Man beaten after an elderly woman borrows his phone and accuses him of stealing it

One lesson I had to learn rather too painfully was that matatus plying various roads in Kenya are thoroughly infested with crooks of all categories. They come from various villages, I guess, and in various shapes, sizes and… yes, smells.

I also suspect that there must be a very huge underground college – that our very own NSIS is yet to unearth – where these crooks sprout from, more equipped with ‘life skills’ better than an average First Class Honors graduate.

After that painful experience that I am about to narrate, I decided to come to some conclusion that the safest way to travel on Kenyan roads is by first giving every other person in the matatu (including the staff) a default ‘criminal’ tag. Whether he is that frail looking old man with that ubiquitous X-Ray envelope, a youthful college boy or just an innocent-looking beauty, it is mandatory that you be on your guard.

Most of we men have always had a bit of difficulty ignoring a well-oiled skin, a pair of shapely legs in a very short skirt, and a smile we all know is plastic but for convenience, we choose to make it mean friendliness. And before anyone can say ‘pay cut’, you are thoroughly snoring (drugged of course) as your pockets are emptied. And the beautiful pair of legs, the well-oiled skin, the high heels etc alight at the next stop, regardless of what her bus ticket reads. Mission accomplished.
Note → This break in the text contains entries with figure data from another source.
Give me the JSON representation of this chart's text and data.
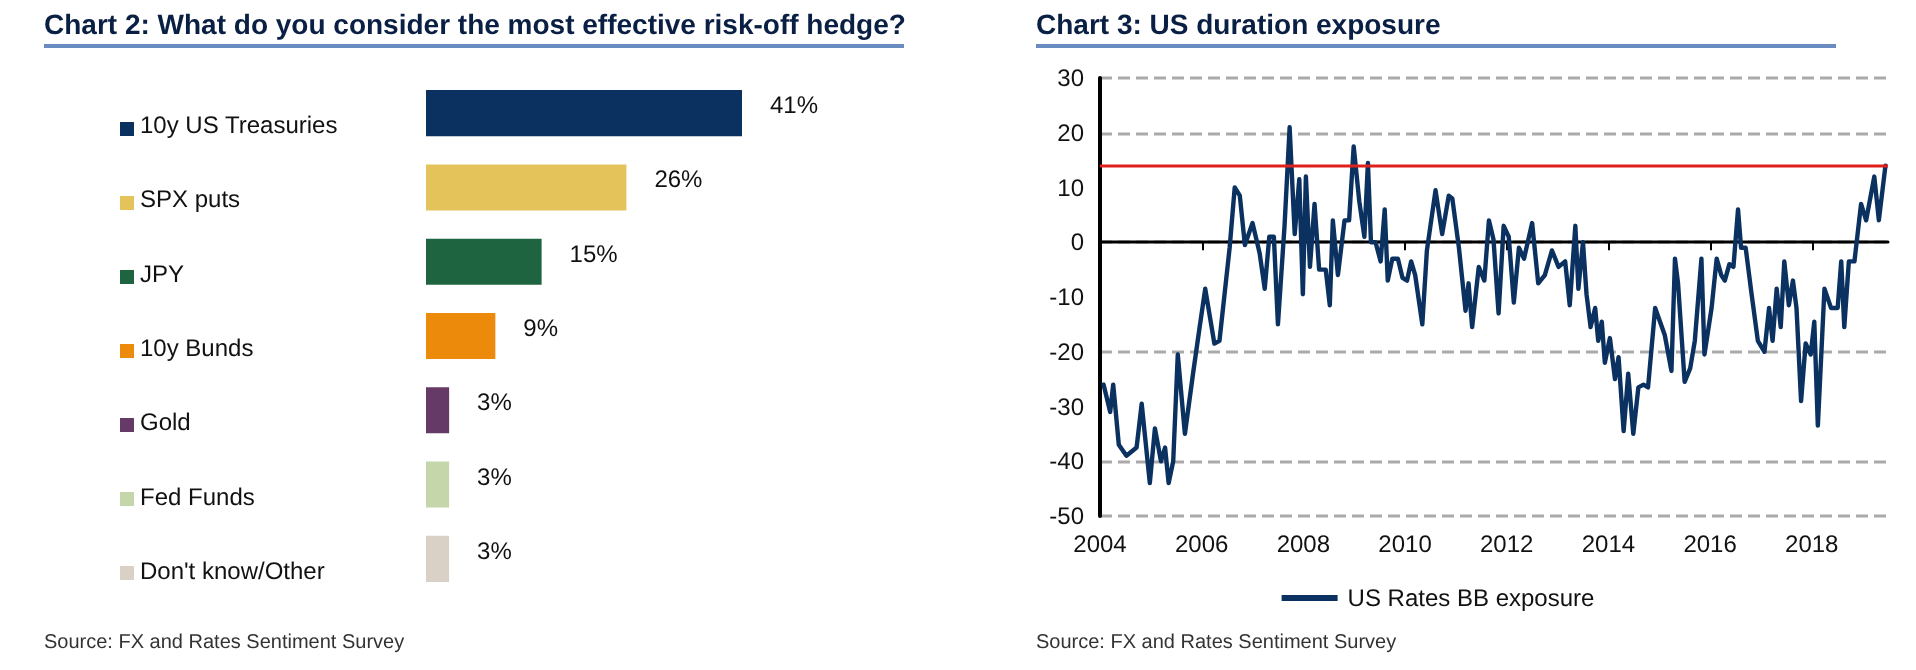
{
  "chart_data": [
    {
      "type": "bar",
      "orientation": "horizontal",
      "title": "Chart 2: What do you consider the most effective risk-off hedge?",
      "categories": [
        "10y US Treasuries",
        "SPX puts",
        "JPY",
        "10y Bunds",
        "Gold",
        "Fed Funds",
        "Don't know/Other"
      ],
      "values": [
        41,
        26,
        15,
        9,
        3,
        3,
        3
      ],
      "colors": [
        "#0b3160",
        "#e4c35a",
        "#1f6440",
        "#ec8a0c",
        "#653a66",
        "#c4d6aa",
        "#d9d0c6"
      ],
      "value_labels": [
        "41%",
        "26%",
        "15%",
        "9%",
        "3%",
        "3%",
        "3%"
      ],
      "annotations": [
        "Source:  FX and Rates Sentiment Survey"
      ]
    },
    {
      "type": "line",
      "title": "Chart 3: US duration exposure",
      "x": [
        2004.07,
        2004.2,
        2004.26,
        2004.37,
        2004.52,
        2004.72,
        2004.82,
        2004.98,
        2005.08,
        2005.2,
        2005.28,
        2005.35,
        2005.44,
        2005.53,
        2005.67,
        2005.83,
        2005.96,
        2006.07,
        2006.25,
        2006.35,
        2006.55,
        2006.65,
        2006.75,
        2006.85,
        2007.0,
        2007.14,
        2007.24,
        2007.33,
        2007.42,
        2007.5,
        2007.63,
        2007.73,
        2007.83,
        2007.92,
        2007.99,
        2008.05,
        2008.13,
        2008.22,
        2008.31,
        2008.44,
        2008.52,
        2008.58,
        2008.68,
        2008.81,
        2008.9,
        2008.99,
        2009.1,
        2009.2,
        2009.27,
        2009.33,
        2009.42,
        2009.52,
        2009.6,
        2009.66,
        2009.75,
        2009.86,
        2009.95,
        2010.04,
        2010.12,
        2010.2,
        2010.34,
        2010.43,
        2010.6,
        2010.73,
        2010.86,
        2010.93,
        2011.06,
        2011.19,
        2011.25,
        2011.32,
        2011.45,
        2011.56,
        2011.65,
        2011.74,
        2011.84,
        2011.94,
        2012.04,
        2012.14,
        2012.24,
        2012.34,
        2012.5,
        2012.62,
        2012.75,
        2012.89,
        2013.02,
        2013.15,
        2013.24,
        2013.35,
        2013.41,
        2013.5,
        2013.57,
        2013.65,
        2013.74,
        2013.8,
        2013.87,
        2013.93,
        2014.03,
        2014.13,
        2014.2,
        2014.3,
        2014.39,
        2014.49,
        2014.59,
        2014.69,
        2014.78,
        2014.92,
        2015.11,
        2015.24,
        2015.31,
        2015.37,
        2015.5,
        2015.61,
        2015.7,
        2015.83,
        2015.89,
        2016.03,
        2016.13,
        2016.22,
        2016.29,
        2016.38,
        2016.46,
        2016.55,
        2016.61,
        2016.7,
        2016.81,
        2016.94,
        2017.07,
        2017.16,
        2017.23,
        2017.31,
        2017.39,
        2017.46,
        2017.55,
        2017.63,
        2017.7,
        2017.79,
        2017.88,
        2017.98,
        2018.05,
        2018.12,
        2018.25,
        2018.38,
        2018.51,
        2018.58,
        2018.64,
        2018.73,
        2018.84,
        2018.97,
        2019.07,
        2019.23,
        2019.32,
        2019.45
      ],
      "series": [
        {
          "name": "US Rates BB exposure",
          "color": "#0b3160",
          "values": [
            -26,
            -31,
            -26,
            -37,
            -39,
            -37.5,
            -29.5,
            -44,
            -34,
            -40,
            -37.5,
            -44,
            -40,
            -20.5,
            -35,
            -24,
            -15.5,
            -8.5,
            -18.5,
            -18,
            -1,
            10,
            8.5,
            -0.5,
            3.5,
            -2,
            -8.5,
            1,
            1,
            -15,
            3,
            21,
            1.5,
            11.5,
            -9.5,
            12,
            -4.5,
            7,
            -5,
            -5,
            -11.5,
            4,
            -6,
            4,
            4,
            17.5,
            7.5,
            1,
            14.5,
            0,
            0,
            -3.5,
            6,
            -7,
            -3,
            -3,
            -6.5,
            -7,
            -3.5,
            -6,
            -15,
            -1.5,
            9.5,
            1.5,
            8.5,
            8,
            -1,
            -12.5,
            -7.5,
            -15.5,
            -4.5,
            -7,
            4,
            0.5,
            -13,
            3,
            1,
            -11,
            -1,
            -3,
            3.5,
            -7.5,
            -6,
            -1.5,
            -4.5,
            -3.5,
            -11.5,
            3,
            -8.5,
            0,
            -9.5,
            -15.5,
            -12,
            -18,
            -14.5,
            -22,
            -17.5,
            -25,
            -21,
            -34.5,
            -24,
            -35,
            -26.5,
            -26,
            -26.5,
            -12,
            -17,
            -23.5,
            -3,
            -7.5,
            -25.5,
            -23,
            -18,
            -3,
            -20.5,
            -12,
            -3,
            -6,
            -7,
            -4,
            -4.5,
            6,
            -1,
            -1,
            -9,
            -18,
            -20,
            -12,
            -18,
            -8.5,
            -15.5,
            -3.5,
            -11.5,
            -7,
            -12,
            -29,
            -18.5,
            -20.5,
            -14.5,
            -33.5,
            -8.5,
            -12,
            -12,
            -3.5,
            -15.5,
            -3.5,
            -3.5,
            7,
            4,
            12,
            4,
            14
          ]
        }
      ],
      "xlim": [
        2004,
        2019.5
      ],
      "xticks": [
        2004,
        2006,
        2008,
        2010,
        2012,
        2014,
        2016,
        2018
      ],
      "ylim": [
        -50,
        30
      ],
      "yticks": [
        -50,
        -40,
        -30,
        -20,
        -10,
        0,
        10,
        20,
        30
      ],
      "grid": "y",
      "legend": "bottom",
      "marker": "none",
      "line_style": "solid",
      "ref_lines": [
        {
          "axis": "y",
          "value": 14,
          "color": "#e0201b",
          "line_style": "solid"
        }
      ],
      "annotations": [
        "Source:  FX and Rates Sentiment Survey"
      ]
    }
  ]
}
I found this interesting. It was eight in the evening and for some reasons I was still in Kisumu. I boarded a Kakamega-bound matatu and the moment everyone was seated and all the preliminaries cleared (the bus preacher had also secured his bread for the day), one of the crooks announced he had seen some ‘bad’ people board that contraption, and so could people please check whether their purses and phones were safe?

Passengers rushed to most unlikely places. One woman who was breastfeeding her three-months-old baby frantically searched the nappies for what I suspect was her ‘safe’. Some three elderly men went for their socks almost immediately. A drunk who had staggered in saying incomprehensible things, and I had assumed could not spell his own name, carried the day. His hand went straight to his inner clothes. I really doubt whether anyone who fell into this trap reached Kakamega with all the contents of their various ‘safes’ intact. But just before you give up on this story I had earlier promised to narrate, allow me to get to the details.

A very elderly woman occupied a seat next to me. She really looked stressed, this woman. But Kenya has been a source of stress since time immemorial. So I stuck to my ‘Up your game’ article in some magazine I had picked at a friend’s until she asked me to help her with my phone so she could ‘flash’ some mysterious individual. Her phone had run out of power, she said.

The village in me assured me that there was no way such an elderly woman could be up to some mischief. So I gave her the phone, and she truly went ahead to ‘flash’ as she had promised.

Barely ten minutes later, had this ‘stressed’ woman started shouting that somebody had stolen her phone. Stressed women can really make noise when they decide.

But before long though, a ‘Good Samaritan’, a heavily built man, asked for her number so he could call just in case that thief had been unwise enough not to switch off the phone upon stealing it.

The number was dialed and as sure as tomorrow’s sunrise, my phone rang. What followed was a rain of blows on me. All of a sudden I was the thief who had stolen the old woman’s phone. My very expensive phone went just like that. Imagine.